1980’lerden itibaren yer yer Afganistan’dan, 2000’lerden sonra da Irak’tan az sayıda göçmenler de geldi.

Bu her üç göç akımı, Türkiye’de ne bir nüfus baskısı ne de tümüyle bir kalıcılık oluşturmadı. Dolayısıyla Türkiye’de bunlar bir sorun olmadı.

1998 yılında ise, Bulgaristan yönetiminin faşizan baskıları sonucunda 300 bin Türk, Türkiye’ye geldi. Gelenlerin dil, kültürel, geleneksel yapılarının topluma kolayca uyum sağlayacak durumda olması ve özellikle de teknik becerilere sahip olmaları, sığınmacı sorununu milimize etti.

Ancak 2011 yılından itibaren gelen takribi 4 milyon Suriyeli ile bu sürede Irak, İran ve Afrika’dan sayıları artarak gelenler ve bugünlerde de Afganistan’dan gelenlerle birlikte Türkiye’deki göçmen sayısı, Göç İdaresi Genel Müdürlüğü’nün Mart 20121 tarihli açıklamasına göre 5,5 milyonu bulmakta. Bu resmi rakamın üzerinde sığınmacı ve göçmenin olduğu, hatta bu rakamın yaklaşık 8 milyon olduğu iddia edilmekte.

Sonuçta Türkiye ucu açık ve ciddi ölçüde bir göç akışı sorunu yaşamakta.

Bu konuda birbirlerinin yerlerine kullanılarak yaratılan kavram kargaşalarının önüne geçmek için, kullandığımız terimlerin ne anlama geldiğine bakmak gerekiyor.

Tanımlar ve karşılıkları

Terimlerin birbirine karıştırıldığı, doğru ve yanlışların birbirine boca edildiği, körün fili tarif etmesine benzer bir durumla karşı karşıyayız. İlkin konuya ilişkin terimlerin uluslararası hukuki tanımlarına bakalım ve bunu karşılayan örnekler verelim.

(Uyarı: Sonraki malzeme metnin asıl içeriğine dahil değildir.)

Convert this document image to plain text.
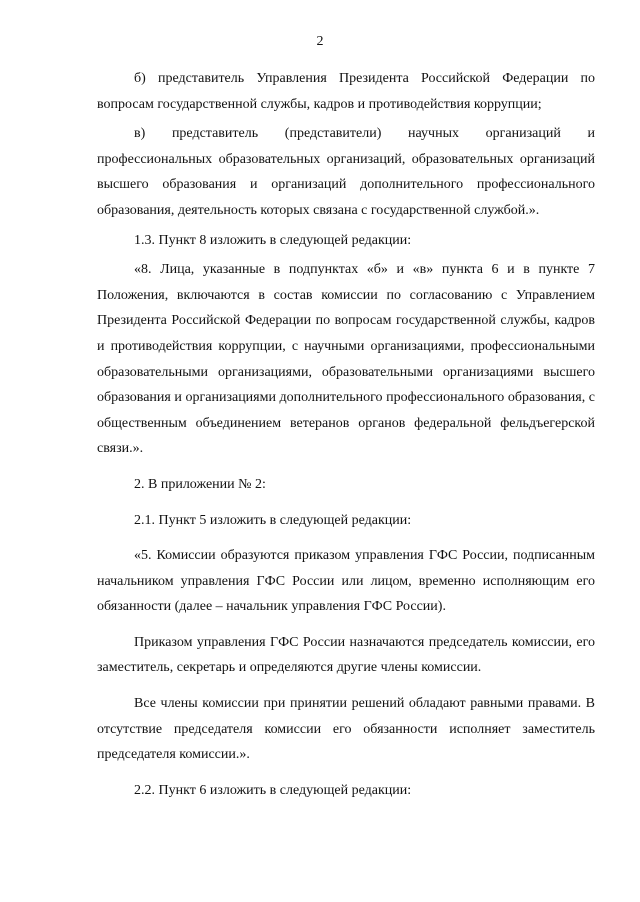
2

б) представитель Управления Президента Российской Федерации по вопросам государственной службы, кадров и противодействия коррупции;

в) представитель (представители) научных организаций и профессиональных образовательных организаций, образовательных организаций высшего образования и организаций дополнительного профессионального образования, деятельность которых связана с государственной службой.».

1.3. Пункт 8 изложить в следующей редакции:

«8. Лица, указанные в подпунктах «б» и «в» пункта 6 и в пункте 7 Положения, включаются в состав комиссии по согласованию с Управлением Президента Российской Федерации по вопросам государственной службы, кадров и противодействия коррупции, с научными организациями, профессиональными образовательными организациями, образовательными организациями высшего образования и организациями дополнительного профессионального образования, с общественным объединением ветеранов органов федеральной фельдъегерской связи.».

2. В приложении № 2:

2.1. Пункт 5 изложить в следующей редакции:

«5. Комиссии образуются приказом управления ГФС России, подписанным начальником управления ГФС России или лицом, временно исполняющим его обязанности (далее – начальник управления ГФС России).

Приказом управления ГФС России назначаются председатель комиссии, его заместитель, секретарь и определяются другие члены комиссии.

Все члены комиссии при принятии решений обладают равными правами. В отсутствие председателя комиссии его обязанности исполняет заместитель председателя комиссии.».

2.2. Пункт 6 изложить в следующей редакции:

Bu ayırımların bilinmesi, her şeyden önce yanlış analojilerin kurulmasının önüne geçer.

Mülteci kime denir?

Uluslararası hukukta mülteci kavramı, vatandaşı olduğu ülkede ırkı, dini, tabiiyeti, belirli bir sosyal gruba mensubiyeti veya siyasi düşüncesi nedeniyle zulme uğrayarak veya uğrayacağı korkusunu taşıyarak ülkesinden ayrılmak zorunda kalan ve haklı sebeplerle korktuğu için vatandaşı olduğu ülkeye dönemeyen veya dönmek istemeyen kişileri ifade etmektedir.

Bu tanıma göre örneğin 12 Mart, 12 Eylül darbelerinde Türkiye’den veya Franco İspanya’sı, Pinoche Şili’si gibi faşist rejimlerden başka ülkelere kaçanlar da mültecidir.

Yine bu tanıma göre mültecilik eski bir olgudur. Örneğin II. Abdülhamit döneminde daha çok Fransa’ya kaçan muhalifler veya Çarlık Rusya’sından Avrupa’ya kaçan sol muhalifler de mültecidir. Ancak bunların sayıları azdır.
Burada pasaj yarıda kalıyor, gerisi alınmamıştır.